畢竟同為應天府勳貴,又和湯晟是死黨。
他二人豈會不認識朱肇輝這個已經寄居在信國公府十餘年的魯王之子?
但受累於朱檀荒淫的罵名,魯王府上下包括朱肇輝,這些年在應天那都是夾著尾巴做人,即便是對街邊小民那都不敢大聲說話。
現在居然肯為了個丫鬟出頭,二人豈會不愣?
足足半晌,二人才算回過味來。
“還當是誰呢,原來是肇輝小王爺!”
胡三寶率先發難道:“為了讓小王爺順利就藩,魯王府蟄伏應天經年,王妃更是忍辱負重,四處求爺爺告奶奶,前些日還來我左相府求我阿爺在陛下面前美言!

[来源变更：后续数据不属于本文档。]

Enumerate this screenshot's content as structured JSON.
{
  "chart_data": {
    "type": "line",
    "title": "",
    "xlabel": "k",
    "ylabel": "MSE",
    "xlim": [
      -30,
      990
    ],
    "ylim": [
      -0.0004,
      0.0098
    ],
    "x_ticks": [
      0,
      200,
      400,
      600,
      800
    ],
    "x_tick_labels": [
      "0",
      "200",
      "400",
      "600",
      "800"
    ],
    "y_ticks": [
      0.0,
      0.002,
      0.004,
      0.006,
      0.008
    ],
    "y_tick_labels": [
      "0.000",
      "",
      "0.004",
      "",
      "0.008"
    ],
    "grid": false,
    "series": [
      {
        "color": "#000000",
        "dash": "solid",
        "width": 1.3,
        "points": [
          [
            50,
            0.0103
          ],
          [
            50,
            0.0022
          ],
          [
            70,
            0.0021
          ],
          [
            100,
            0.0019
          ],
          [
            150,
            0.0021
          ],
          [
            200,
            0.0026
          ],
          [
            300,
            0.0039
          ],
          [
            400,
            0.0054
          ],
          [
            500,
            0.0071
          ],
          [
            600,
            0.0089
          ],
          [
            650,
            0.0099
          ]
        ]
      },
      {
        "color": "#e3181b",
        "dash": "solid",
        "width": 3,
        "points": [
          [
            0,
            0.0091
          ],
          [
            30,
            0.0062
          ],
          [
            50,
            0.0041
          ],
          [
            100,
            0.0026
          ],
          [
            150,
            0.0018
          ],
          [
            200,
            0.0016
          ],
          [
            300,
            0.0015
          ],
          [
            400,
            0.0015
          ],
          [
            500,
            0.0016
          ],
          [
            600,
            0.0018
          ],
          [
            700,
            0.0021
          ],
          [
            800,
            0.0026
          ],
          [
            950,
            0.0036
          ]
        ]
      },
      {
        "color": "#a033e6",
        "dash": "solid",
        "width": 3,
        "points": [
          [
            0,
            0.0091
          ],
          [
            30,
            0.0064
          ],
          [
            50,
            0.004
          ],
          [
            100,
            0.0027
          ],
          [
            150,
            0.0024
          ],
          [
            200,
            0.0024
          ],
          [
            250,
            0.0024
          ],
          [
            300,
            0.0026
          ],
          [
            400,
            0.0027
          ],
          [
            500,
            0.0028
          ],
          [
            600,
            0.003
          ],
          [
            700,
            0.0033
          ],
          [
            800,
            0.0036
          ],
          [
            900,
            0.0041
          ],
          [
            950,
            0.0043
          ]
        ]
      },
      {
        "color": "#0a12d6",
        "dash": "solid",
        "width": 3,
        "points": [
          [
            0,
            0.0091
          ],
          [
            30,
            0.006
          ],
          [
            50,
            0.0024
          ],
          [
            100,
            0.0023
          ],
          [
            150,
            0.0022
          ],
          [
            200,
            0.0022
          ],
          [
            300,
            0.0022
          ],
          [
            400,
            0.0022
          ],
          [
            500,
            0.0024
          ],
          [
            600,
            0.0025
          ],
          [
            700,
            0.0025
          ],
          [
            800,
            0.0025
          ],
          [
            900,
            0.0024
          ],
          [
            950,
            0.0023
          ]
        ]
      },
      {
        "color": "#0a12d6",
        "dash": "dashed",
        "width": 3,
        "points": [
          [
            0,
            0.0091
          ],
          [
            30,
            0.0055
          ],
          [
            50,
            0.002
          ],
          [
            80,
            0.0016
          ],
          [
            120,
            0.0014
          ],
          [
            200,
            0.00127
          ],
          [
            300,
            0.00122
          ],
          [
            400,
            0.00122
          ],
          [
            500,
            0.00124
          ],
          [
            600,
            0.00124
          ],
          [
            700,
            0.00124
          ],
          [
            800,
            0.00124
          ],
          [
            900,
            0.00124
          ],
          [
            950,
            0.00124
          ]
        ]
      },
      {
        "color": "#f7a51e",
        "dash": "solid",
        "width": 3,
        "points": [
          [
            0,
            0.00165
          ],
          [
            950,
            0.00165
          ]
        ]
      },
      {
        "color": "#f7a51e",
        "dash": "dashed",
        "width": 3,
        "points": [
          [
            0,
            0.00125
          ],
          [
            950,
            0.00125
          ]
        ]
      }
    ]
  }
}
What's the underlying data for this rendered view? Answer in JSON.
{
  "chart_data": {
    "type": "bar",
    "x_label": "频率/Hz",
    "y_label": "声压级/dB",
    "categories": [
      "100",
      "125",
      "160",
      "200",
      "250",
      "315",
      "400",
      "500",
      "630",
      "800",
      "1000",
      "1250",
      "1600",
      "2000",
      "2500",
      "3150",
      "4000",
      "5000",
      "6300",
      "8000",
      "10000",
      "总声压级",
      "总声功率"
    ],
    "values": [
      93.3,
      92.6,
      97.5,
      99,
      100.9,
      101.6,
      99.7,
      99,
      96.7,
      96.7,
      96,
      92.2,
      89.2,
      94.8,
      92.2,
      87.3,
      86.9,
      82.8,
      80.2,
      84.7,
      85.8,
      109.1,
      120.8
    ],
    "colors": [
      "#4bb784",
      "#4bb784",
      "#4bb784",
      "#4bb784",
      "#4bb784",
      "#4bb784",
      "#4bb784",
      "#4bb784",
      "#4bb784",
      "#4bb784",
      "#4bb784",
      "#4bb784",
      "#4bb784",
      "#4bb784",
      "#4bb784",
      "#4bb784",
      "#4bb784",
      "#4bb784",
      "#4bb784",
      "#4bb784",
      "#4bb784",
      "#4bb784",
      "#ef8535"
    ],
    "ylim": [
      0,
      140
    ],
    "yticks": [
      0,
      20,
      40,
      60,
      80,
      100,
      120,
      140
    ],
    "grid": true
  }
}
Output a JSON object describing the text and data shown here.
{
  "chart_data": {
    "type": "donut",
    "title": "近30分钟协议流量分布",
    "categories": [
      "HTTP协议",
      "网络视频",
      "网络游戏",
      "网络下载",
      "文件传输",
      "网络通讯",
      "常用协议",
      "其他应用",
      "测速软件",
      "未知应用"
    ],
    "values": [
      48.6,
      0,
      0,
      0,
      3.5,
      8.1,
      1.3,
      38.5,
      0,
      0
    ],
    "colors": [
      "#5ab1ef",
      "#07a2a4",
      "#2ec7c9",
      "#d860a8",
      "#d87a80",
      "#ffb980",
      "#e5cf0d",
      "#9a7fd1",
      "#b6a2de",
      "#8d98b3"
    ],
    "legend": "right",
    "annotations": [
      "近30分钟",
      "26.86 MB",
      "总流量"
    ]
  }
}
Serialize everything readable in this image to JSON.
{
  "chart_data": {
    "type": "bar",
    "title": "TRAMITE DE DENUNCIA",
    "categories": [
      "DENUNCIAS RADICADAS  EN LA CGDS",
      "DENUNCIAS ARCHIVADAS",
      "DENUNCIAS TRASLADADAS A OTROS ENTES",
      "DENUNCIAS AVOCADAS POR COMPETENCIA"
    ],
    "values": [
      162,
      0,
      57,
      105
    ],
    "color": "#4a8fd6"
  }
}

小王爺你確定要因為一個丫鬟,就要讓魯王府跟我我左相府撕破臉皮嗎?”
“就是就是!”
“魯王妃前幾天還來我永昌候府相求了!”
藍開聞言附和,咋咋呼呼的道:“所以小王爺,你要識相的話,就最好乖乖將這臭丫頭交給我們,否則的話,我怕你們魯王府一輩子都只能寄人籬下,想要繼藩就藩,那就只能是在夢裡了!”
聽到這話,剛剛才升起一絲希望的小玉,再次心如死灰。
畢竟在她看來,無論朱肇輝有多可憐自己這個丫鬟,那也不可能為了自己那藩王的頭銜做賭注。
可就在小玉心如死灰,以為自己恐難逃之前那些被胡三寶藍開等人盯上的女子,慘遭糟蹋凌辱的下場之時。
朱肇輝卻是上前一步,直面藍開道:“藍小侯,剛剛你說什麼?我有點沒聽清楚,麻煩你再說一遍!”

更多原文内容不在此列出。